I recommend changing the comma after "marriages" to a semi-colon and deleting "however." You also need to change "desire" to "desired", since you are writing in the past tense. The sentence would flow better if you said "after Ataturk's reforms" rather than "after the developments mentioned above."

"Accordingly, the divorce rate is on increase since these improvements."

Insert "the" before "increase." Also, the sentence implies that the rising divorce rates are an improvement (it doesn't actually say that, but it does imply it); maybe you could use "changes" instead of "improvements."

"Another cause of the rising divorce rate is rising infidelity."

It's usually best not to use the same descriptive word twice in one sentence (unless you're doing it for effect). I suggest saying "growing divorce rate" and "rising infidelity", but it's up to you.

"Due to the lack of passion and excitement in their relationships, or because of the fear of getting older many spouses have an affair."

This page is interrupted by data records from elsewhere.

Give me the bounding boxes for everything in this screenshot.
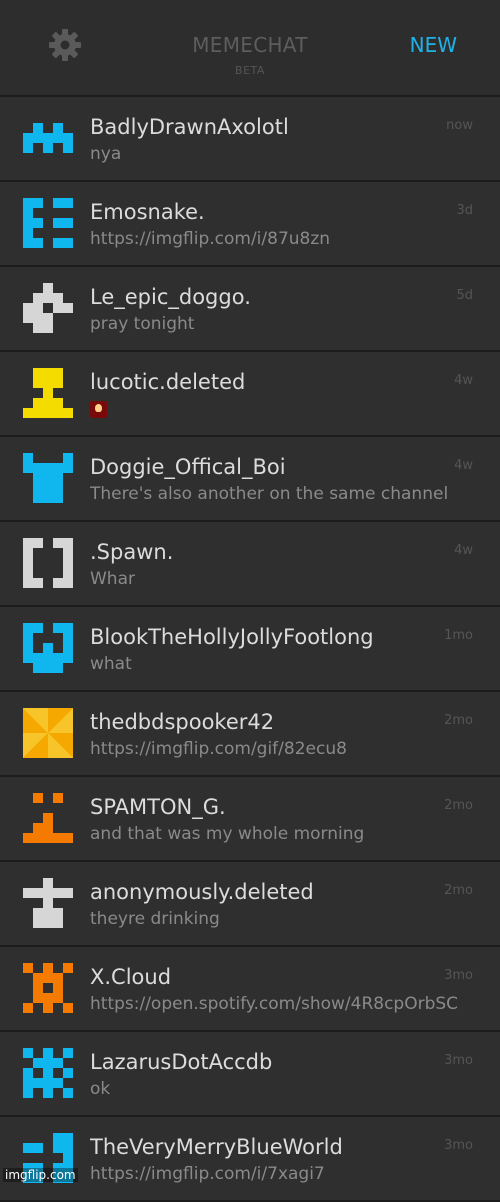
new-chat-button[interactable]: NEW (410, 33, 457, 57)
conversation-row[interactable]: SPAMTON_G.and that was my whole morning 2… (0, 777, 500, 862)
contact-name: lucotic.deleted (90, 370, 246, 394)
message-preview: https://imgflip.com/i/87u8zn (90, 229, 331, 249)
message-preview: ok (90, 1079, 111, 1099)
contact-name: .Spawn. (90, 540, 174, 564)
top-bar: MEMECHAT BETA NEW (0, 0, 500, 97)
conversation-row[interactable]: Le_epic_doggo.pray tonight 5d (0, 267, 500, 352)
avatar-icon (23, 1048, 73, 1098)
message-preview: theyre drinking (90, 909, 220, 929)
timestamp: 4w (454, 458, 473, 473)
conversation-row[interactable]: lucotic.deleted 4w (0, 352, 500, 437)
conversation-list: BadlyDrawnAxolotl nya now Emosnake. https://… (0, 97, 500, 1202)
avatar-icon (23, 198, 73, 248)
avatar-icon (23, 368, 73, 418)
conversation-row[interactable]: X.Cloud https://open.spotify.com/show/4R8… (0, 947, 500, 1032)
timestamp: 3mo (444, 1053, 473, 1068)
conversation-row[interactable]: TheVeryMerryBlueWorld https://imgflip.com… (0, 1117, 500, 1202)
contact-name: TheVeryMerryBlueWorld (90, 1135, 343, 1159)
avatar-icon (23, 283, 73, 333)
conversation-row[interactable]: .Spawn. Whar 4w (0, 522, 500, 607)
timestamp: 4w (454, 373, 473, 388)
message-preview: pray tonight (90, 314, 195, 334)
contact-name: BadlyDrawnAxolotl (90, 115, 289, 139)
message-preview: https://imgflip.com/gif/82ecu8 (90, 739, 347, 759)
contact-name: Doggie_Offical_Boi (90, 455, 286, 479)
conversation-row[interactable]: BlookTheHollyJollyFootlong what 1mo (0, 607, 500, 692)
conversation-row[interactable]: thedbdspooker42 https://imgflip.com/gif/8… (0, 692, 500, 777)
message-preview: nya (90, 144, 122, 164)
conversation-row[interactable]: Emosnake. https://imgflip.com/i/87u8zn 3d (0, 182, 500, 267)
contact-name: BlookTheHollyJollyFootlong (90, 625, 374, 649)
message-preview: Whar (90, 569, 135, 589)
contact-name: Emosnake. (90, 200, 205, 224)
conversation-row[interactable]: Doggie_Offical_Boi There's also another o… (0, 437, 500, 522)
message-preview (90, 399, 474, 419)
timestamp: 4w (454, 543, 473, 558)
contact-name: anonymously.deleted (90, 880, 314, 904)
avatar-icon (23, 708, 73, 758)
contact-name: LazarusDotAccdb (90, 1050, 273, 1074)
timestamp: 3mo (444, 968, 473, 983)
timestamp: 3d (456, 203, 473, 218)
contact-name: SPAMTON_G. (90, 795, 226, 819)
beta-label: BETA (235, 64, 265, 77)
message-preview: and that was my whole morning (90, 824, 365, 844)
timestamp: 3mo (444, 1138, 473, 1153)
conversation-row[interactable]: anonymously.deleted theyre drinking 2mo (0, 862, 500, 947)
avatar-icon (23, 963, 73, 1013)
explosion-emoji-icon (90, 400, 107, 418)
timestamp: 2mo (444, 798, 473, 813)
message-preview: https://open.spotify.com/show/4R8cpOrbSC (90, 994, 459, 1014)
message-preview: what (90, 654, 132, 674)
conversation-row[interactable]: BadlyDrawnAxolotl nya now (0, 97, 500, 182)
watermark: imgflip.com (3, 1168, 78, 1182)
avatar-icon (23, 878, 73, 928)
avatar-icon (23, 538, 73, 588)
message-preview: https://imgflip.com/i/7xagi7 (90, 1164, 325, 1184)
message-preview: There's also another on the same channel (90, 484, 449, 504)
avatar-icon (23, 623, 73, 673)
timestamp: now (446, 118, 473, 133)
contact-name: X.Cloud (90, 965, 172, 989)
avatar-icon (23, 793, 73, 843)
conversation-row[interactable]: LazarusDotAccdb ok 3mo (0, 1032, 500, 1117)
contact-name: thedbdspooker42 (90, 710, 275, 734)
avatar-icon (23, 113, 73, 163)
contact-name: Le_epic_doggo. (90, 285, 251, 309)
timestamp: 5d (456, 288, 473, 303)
avatar-icon (23, 453, 73, 503)
timestamp: 2mo (444, 883, 473, 898)
timestamp: 1mo (444, 628, 473, 643)
timestamp: 2mo (444, 713, 473, 728)
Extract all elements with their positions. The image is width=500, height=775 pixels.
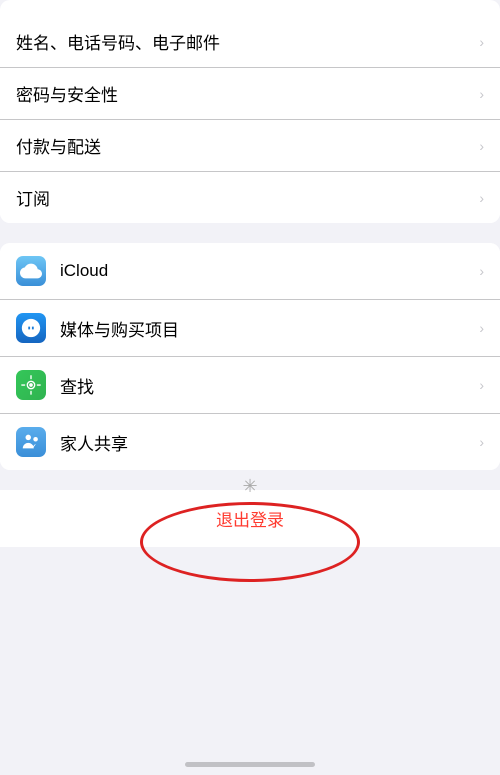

Insert a comma after "older."

"All these factors culminates in adultery."

It should be "culminate" rather than "culminates."

"The final but the most important causes for the rising divorce rate in Turkey are economic crises and financial problems."

Begin the sentence, "The final, most important . . . "

"According to Turkish Statistical Institute's (TURKSTAT) statistics, divorce rate has gained momentum since the 2001 economic crisis."

Insert "the" before "divorce rate."

"Because of the 2001 economic crisis many people lost their jobs and the cost of living increased dramatically."

I recommend rewriting this: "Many people lost their jobs during this time, and the cost . . . "

"The struggle to make a living gave damaged marriages."

Delete "gave."

"Furthermore, in 21st century, people don't have the nerve to endure financial difficulties; therefore, instead of struggling together, they prefered to struggle alone, and got divorced."

Insert "the" before "21st." "Prefered" needs to be "preferred." And you can delete "therefore." When you use a semi-colon, it tells the reader that the two halves of the sentence are related in some way (in your case, cause and effect), so you don't need to use "therefore" or "however" or any other word that you would use in a separate sentence to indicate a relationship. Oh, and one more thing: you start the sentence in the present tense, then switch to the past. It would be best in this case to say "prefer" and "get."

"Today, many people think that it is easier to live alone due to financial reasons, and the upward trend of divorcing still continues."

"Divorcing" is OK, but "divorce" is more idiomatic.

Sometimes I wonder how people ever managed to invent a language as complicated as English. As I believe I told you before, your English is really quite good. It takes years of reading, writing and practice to learn all the little tricks, and you are well on your way!

Keep up the good work, and best of luck to you!